Outra questão importante: há algumas décadas, o desmatamento era feito a machado, depois com motosserra. Hoje é feito com alta tecnologia, com máquinas que destroem imensas áreas num só dia, além do uso do fogo. E o mais grave: com total apoio dos governos. Portanto é muito sério o que estamos permitindo que seja feito com nossas florestas nos dias atuais. Sem contar que está havendo genocídio, com a destruição de várias nações indígenas que ocupam na Amazônia.

Mas voltando ao assunto central, sobre a povoação de Marte. Esse panorama nos causa uma preocupação: será que daqui a alguns anos vão fazer o mesmo com Marte? Criar um sistema parecido com o da Terra, para em seguida retrocederem e começarem a destruí-lo? Há uma esperança, pelo menos, de que isso não ocorra: os habitantes de Marte serão altamente tecnológicos e chegarão lá sabendo de tudo que precisam para manter a vida. Mas terão de ter muito cuidado para não levar infiltrados na população, os negacionistas da ciência, os “terraplanistas” e os gananciosos que estão destruindo tudo por aqui. Mas o que precisa ser dito mesmo é que a Terra é de todos nós e precisamos cuidar dela. Qualquer que seja o governo, devemos exigir que cuide do meio ambiente, porque isso não é questão ideológica, de coisa da direita ou da esquerda comunista, mas uma condição de subsistência da espécie humana. Ou seja, de nós mesmos. E das demais espécies também, claro. Elas também importam.

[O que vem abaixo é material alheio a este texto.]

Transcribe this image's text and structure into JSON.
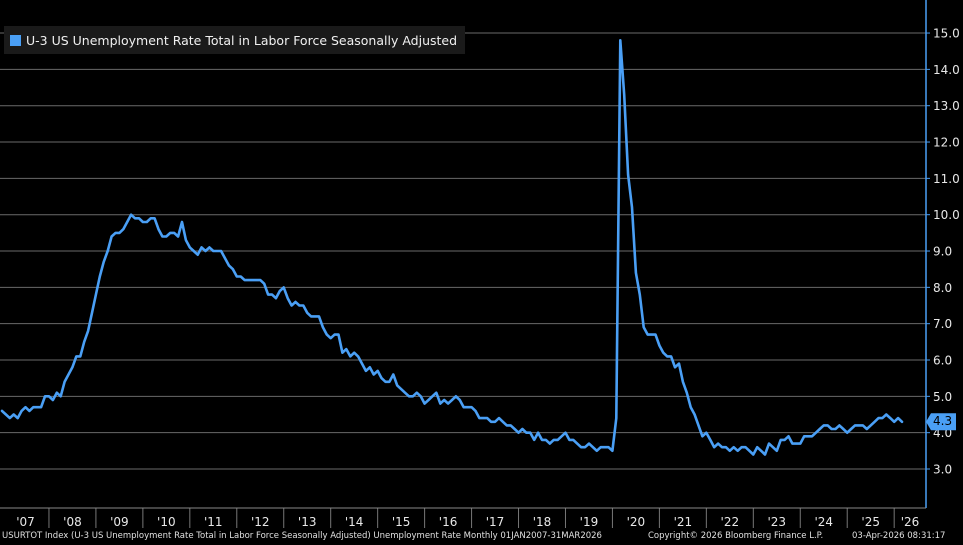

Mas pelo que temos visto, parece que o retrocesso é uma espécie de charme do momento por aqui. Seria um estigma da espécie humana? Evoluir até certo ponto, depois retroceder, voltar à idade da pedra? Até o astronauta brasileiro, o Ministro da Ciência e Tecnologia, tem ajudado na extinção da pesquisa no Brasil, ao aceitar que sejam retirados recursos da sua pasta. E tem participado de motociatas presidenciais sem máscara, ajudado nas aglomerações presidenciais… Só falta ele começar a dizer que a Terra é plana!

Dr. José Borges

Advogado (Formado em Direito pela Faculdade de Direito de Franca); especialista em Direito Civil e Direito Processual Civil e em Direito Ambiental. Foi Procurador do Estado de São Paulo de 1989 a 2016 e Secretário de Negócios Jurídicos do Município de Franca. É membro da Academia Francana de Letras.